A native of Brest, France, Andrieux started dancing at the age of 12, inspired by the TV show Fame. He studied at the Conservatoire National Superieur de Musique et de Danse in Paris and graduated magna cum laude. Over the years he worked for top companies like the Jennifer Muller Company in New York, the Merce Cunningham Dance Company, and the Lyon Opera Ballet. He met Bel in 2007 while working on his piece The Show Must Go On at Lyon. It was there that Bel hatched the idea to feature Andrieux in his next piece.

Bel’s pseudo-autobiographical series started in 2004 with a piece on Véronique Doisneau, a corps de ballet dancer with the Paris Opera Ballet. He then created a performance about Isabel Torres (2005), followed by one with traditional Thai dancer Pichet Klunchun called Pichet Klunchun & Myself (2005), then Lutz Förster (2009), which coincided with the dance on Andrieux. Andrieux says his own collaboration with Bel developed organically.

“I don’t think he really chose me actually,” Andrieux muses. “It just happened that I was in front of him. Merce Cunningham was a big influence for him, and he’s interested in doing the series with people that have worked with artists that are or were significant for Jeróme, for his growth as a dancer and an artist.

“It falls in that context, and I just happened to be one of the dancers that he was working with, and I also had nine years of Cunningham behind me,” he adds. “I think that’s what started the conversation.”

The pair worked together for about two years to develop the piece.

“The first year was more conversational and me working a lot by myself trying to put all our conversations and more on paper,” Andrieux says. “We would communicate mostly through e-mails, and then we started working in the dance studio more on the staging of the piece and the complexity of the things that we wanted to bring onto the stage. We still work on it. Since 2009 we’ve changed a few things and added some, subtracted some. So it’s still living.”

Although Andrieux is careful not to reveal details about the show, reviews peg it as melancholy yet humorous, musing on everything from uncomfortably skimpy wardrobes to the aging Cunningham’s unique directing techniques. It took Andrieux some time to adjust to sharing his life on stage.

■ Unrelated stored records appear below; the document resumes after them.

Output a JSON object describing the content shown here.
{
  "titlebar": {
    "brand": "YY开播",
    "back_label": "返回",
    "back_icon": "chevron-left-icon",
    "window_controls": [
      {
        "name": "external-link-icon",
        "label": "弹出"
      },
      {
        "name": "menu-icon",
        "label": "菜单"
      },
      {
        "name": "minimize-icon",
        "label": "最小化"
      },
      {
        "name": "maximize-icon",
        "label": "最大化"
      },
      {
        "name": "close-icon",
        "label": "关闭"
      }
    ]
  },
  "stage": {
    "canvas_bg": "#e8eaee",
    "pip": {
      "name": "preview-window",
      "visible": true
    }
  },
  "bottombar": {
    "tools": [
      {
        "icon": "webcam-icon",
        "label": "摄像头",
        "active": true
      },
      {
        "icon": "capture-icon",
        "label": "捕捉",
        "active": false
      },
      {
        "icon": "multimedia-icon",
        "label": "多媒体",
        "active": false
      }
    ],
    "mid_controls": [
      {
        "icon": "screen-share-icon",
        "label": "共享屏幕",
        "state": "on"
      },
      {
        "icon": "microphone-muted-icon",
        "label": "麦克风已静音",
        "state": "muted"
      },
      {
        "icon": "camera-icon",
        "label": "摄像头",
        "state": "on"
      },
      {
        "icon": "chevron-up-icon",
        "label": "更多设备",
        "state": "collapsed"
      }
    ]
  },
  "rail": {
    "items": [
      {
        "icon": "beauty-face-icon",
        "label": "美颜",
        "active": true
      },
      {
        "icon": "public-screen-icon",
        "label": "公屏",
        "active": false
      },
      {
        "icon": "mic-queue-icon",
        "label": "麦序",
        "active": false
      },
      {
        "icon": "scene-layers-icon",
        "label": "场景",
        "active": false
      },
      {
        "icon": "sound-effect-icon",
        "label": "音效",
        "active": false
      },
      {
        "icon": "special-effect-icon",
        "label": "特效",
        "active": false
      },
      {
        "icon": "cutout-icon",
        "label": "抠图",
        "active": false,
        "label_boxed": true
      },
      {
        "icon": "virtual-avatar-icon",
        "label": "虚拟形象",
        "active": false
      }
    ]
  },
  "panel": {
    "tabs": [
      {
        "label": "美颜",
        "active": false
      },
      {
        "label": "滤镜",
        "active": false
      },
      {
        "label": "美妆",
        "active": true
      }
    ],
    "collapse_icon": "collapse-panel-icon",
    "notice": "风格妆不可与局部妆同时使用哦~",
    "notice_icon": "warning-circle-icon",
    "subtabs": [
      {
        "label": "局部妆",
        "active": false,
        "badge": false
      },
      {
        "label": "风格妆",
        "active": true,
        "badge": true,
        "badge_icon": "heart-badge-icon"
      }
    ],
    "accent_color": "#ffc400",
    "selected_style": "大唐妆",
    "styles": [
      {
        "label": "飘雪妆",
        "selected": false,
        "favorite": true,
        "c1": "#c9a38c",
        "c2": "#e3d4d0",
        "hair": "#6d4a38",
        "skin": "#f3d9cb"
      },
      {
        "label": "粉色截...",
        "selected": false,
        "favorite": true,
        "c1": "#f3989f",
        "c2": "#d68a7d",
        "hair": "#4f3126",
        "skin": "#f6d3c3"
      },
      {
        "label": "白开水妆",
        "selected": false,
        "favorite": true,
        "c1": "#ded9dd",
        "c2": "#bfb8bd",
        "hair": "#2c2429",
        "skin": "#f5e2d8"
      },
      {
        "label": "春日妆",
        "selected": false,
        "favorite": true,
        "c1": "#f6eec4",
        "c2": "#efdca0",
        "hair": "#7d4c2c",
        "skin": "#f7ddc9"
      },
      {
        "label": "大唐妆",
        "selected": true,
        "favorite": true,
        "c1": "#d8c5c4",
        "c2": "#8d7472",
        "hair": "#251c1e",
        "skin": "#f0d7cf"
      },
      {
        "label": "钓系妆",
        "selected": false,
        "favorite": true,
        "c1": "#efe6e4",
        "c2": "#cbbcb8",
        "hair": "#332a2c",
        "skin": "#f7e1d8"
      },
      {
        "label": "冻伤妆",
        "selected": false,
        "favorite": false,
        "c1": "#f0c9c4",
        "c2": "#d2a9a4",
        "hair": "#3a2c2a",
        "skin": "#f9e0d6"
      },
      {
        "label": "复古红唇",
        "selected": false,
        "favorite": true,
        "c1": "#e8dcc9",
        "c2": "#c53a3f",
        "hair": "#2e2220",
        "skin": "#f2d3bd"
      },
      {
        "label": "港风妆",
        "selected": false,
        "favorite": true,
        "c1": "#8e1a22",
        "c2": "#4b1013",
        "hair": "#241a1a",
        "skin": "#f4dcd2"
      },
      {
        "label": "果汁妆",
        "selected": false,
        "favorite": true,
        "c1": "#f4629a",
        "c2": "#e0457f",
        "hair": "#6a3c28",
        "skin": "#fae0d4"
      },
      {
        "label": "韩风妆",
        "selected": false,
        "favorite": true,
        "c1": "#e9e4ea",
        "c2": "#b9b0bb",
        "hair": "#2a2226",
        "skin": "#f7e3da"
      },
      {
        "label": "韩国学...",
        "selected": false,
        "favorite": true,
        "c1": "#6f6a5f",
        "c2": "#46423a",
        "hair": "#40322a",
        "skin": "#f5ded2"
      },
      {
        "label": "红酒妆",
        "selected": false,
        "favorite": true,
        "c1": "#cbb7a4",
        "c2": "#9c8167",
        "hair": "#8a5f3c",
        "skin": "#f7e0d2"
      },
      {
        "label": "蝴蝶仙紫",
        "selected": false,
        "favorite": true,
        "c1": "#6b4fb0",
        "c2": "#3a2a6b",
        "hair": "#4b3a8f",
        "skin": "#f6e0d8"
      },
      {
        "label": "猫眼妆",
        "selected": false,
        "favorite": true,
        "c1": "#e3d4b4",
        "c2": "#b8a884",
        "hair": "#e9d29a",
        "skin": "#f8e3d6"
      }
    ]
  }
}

“It was a very new situation for me, not just talking about my life but talking altogether,” Andrieux admits. “Just speaking itself was already a challenge and nerve-wracking. I’ve done maybe something like 50 performances, something like that, so I don’t get as nervous. I’m a little bit more used to what I’m doing. But it still remains very interesting. Every show is very different. The interactions with the audience are very different from one city to another, from one night to another, even within the same city.”

For a show with so much dancing, there’s surprisingly little music. There’s nothing, in fact, until the very last piece. Instead, the soundtrack is made up of Andrieux’s voice, his feet slapping the stage, and his labored breathing when he performs a particularly difficult piece.

“Most of the things that I chose did not really have a strong relationship to the music, so I didn’t feel like we needed the music,” he explains. “Music and dance have been separated for quite a long time … Whether I’m doing a Trisha Brown solo or a Merce piece, nothing was really set to music, except for that last piece I do at the end.”

Gearing up for a new U.S. tour of his solo show, Andrieux is still adjusting to life outside of a traditional dance company. “It’s liberating and thought-provoking and a lot of different things,” he says of working on his own. He is his own boss, working with those he wants to work with, much like his mentor Bel.

“My idea of not being with the company is that I would have more time for myself,” Andrieux says. “I’m a bit of a workaholic, so I’ve had a hard time keeping some downtime. I’m working on this whole life thing, having a personal life.”